Weather

As Extreme Heat Becomes New Normal in Europe, Governments Scramble to Respond


Since 2018, the national heat prevention plan has been extended from June 1 to mid-September, instead of Aug. 31 — a sign, meteorologists said, that heat risks now spread across a longer period.

Experts have applauded France’s efforts.

“France is on alert: Public authorities and Météo France have become much better at coordinating themselves,” said Jean Jouzel, who was vice chairman of the Intergovernmental Panel on Climate Change in 2007 when it won the Nobel Prize. “They now see the threats coming, and we now all know that more and more are coming.”

Météo France is the national weather service.

While the government in Britain has acknowledged the growing risk of deaths connected to heat waves, not much headway has been made in mitigating the dangers.

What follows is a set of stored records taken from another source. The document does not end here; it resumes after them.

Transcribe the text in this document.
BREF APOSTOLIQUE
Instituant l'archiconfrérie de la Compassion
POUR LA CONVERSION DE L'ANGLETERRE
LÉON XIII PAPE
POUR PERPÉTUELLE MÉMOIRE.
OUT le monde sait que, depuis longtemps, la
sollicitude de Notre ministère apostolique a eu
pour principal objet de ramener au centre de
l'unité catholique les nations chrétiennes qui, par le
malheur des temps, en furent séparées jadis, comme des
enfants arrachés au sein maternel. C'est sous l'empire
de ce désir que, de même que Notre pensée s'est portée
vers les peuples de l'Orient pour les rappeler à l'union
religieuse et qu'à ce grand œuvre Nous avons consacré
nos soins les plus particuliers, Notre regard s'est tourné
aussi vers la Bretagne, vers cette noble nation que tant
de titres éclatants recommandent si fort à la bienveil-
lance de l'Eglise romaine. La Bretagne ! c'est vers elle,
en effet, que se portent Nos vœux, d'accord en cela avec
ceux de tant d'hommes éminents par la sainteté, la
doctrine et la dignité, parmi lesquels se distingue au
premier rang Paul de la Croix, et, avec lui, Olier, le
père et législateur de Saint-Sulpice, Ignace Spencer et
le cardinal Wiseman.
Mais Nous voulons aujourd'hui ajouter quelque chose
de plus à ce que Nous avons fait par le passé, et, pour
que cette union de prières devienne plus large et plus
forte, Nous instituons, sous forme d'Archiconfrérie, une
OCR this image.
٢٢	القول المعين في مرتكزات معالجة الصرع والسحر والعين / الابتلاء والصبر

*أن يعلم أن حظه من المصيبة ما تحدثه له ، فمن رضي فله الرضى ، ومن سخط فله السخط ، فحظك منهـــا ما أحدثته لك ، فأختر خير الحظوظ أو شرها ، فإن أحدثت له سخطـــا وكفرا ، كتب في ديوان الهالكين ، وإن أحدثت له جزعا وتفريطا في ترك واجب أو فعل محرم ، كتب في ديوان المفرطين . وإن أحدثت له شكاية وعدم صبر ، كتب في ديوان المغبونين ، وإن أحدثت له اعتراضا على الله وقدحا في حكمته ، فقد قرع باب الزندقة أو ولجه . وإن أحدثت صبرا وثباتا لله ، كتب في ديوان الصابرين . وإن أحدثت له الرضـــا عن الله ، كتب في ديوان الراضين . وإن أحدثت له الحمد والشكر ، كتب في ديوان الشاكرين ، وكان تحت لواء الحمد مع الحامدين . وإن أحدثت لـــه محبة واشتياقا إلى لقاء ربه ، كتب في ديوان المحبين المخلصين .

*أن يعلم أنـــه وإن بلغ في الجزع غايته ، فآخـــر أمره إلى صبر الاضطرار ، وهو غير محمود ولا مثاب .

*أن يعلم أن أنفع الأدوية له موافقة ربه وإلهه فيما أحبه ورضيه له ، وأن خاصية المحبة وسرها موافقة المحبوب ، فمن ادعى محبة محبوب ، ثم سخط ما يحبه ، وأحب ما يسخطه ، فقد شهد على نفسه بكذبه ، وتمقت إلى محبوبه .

The average number of premature heat-related deaths in Britain, now about 2,000 a year, is expected to triple to more than 7,000 by the 2050s unless action is taken, the Committee on Climate Change, an independent advisory group, has said.

“At present, there are no comprehensive policies in place to adapt existing homes and other buildings to high temperatures, manage urban heat islands, nor safeguard new homes,” the climate change committee wrote in a 2017 report. “The level of risk from overheating across the U.K. is unknown for hospitals, care homes, schools, prisons, and places of work.”

In Germany, authorities have provided few emergency measures and have instead focused on longer-term plans, with lawmakers debating how to put a price tag on carbon emissions.

The country’s agriculture minister has also called for a reforestation program worth 550 million euros, or $611 million, to plant new trees in the country’s aging forests, as part of measures that would help to reduce carbon emissions.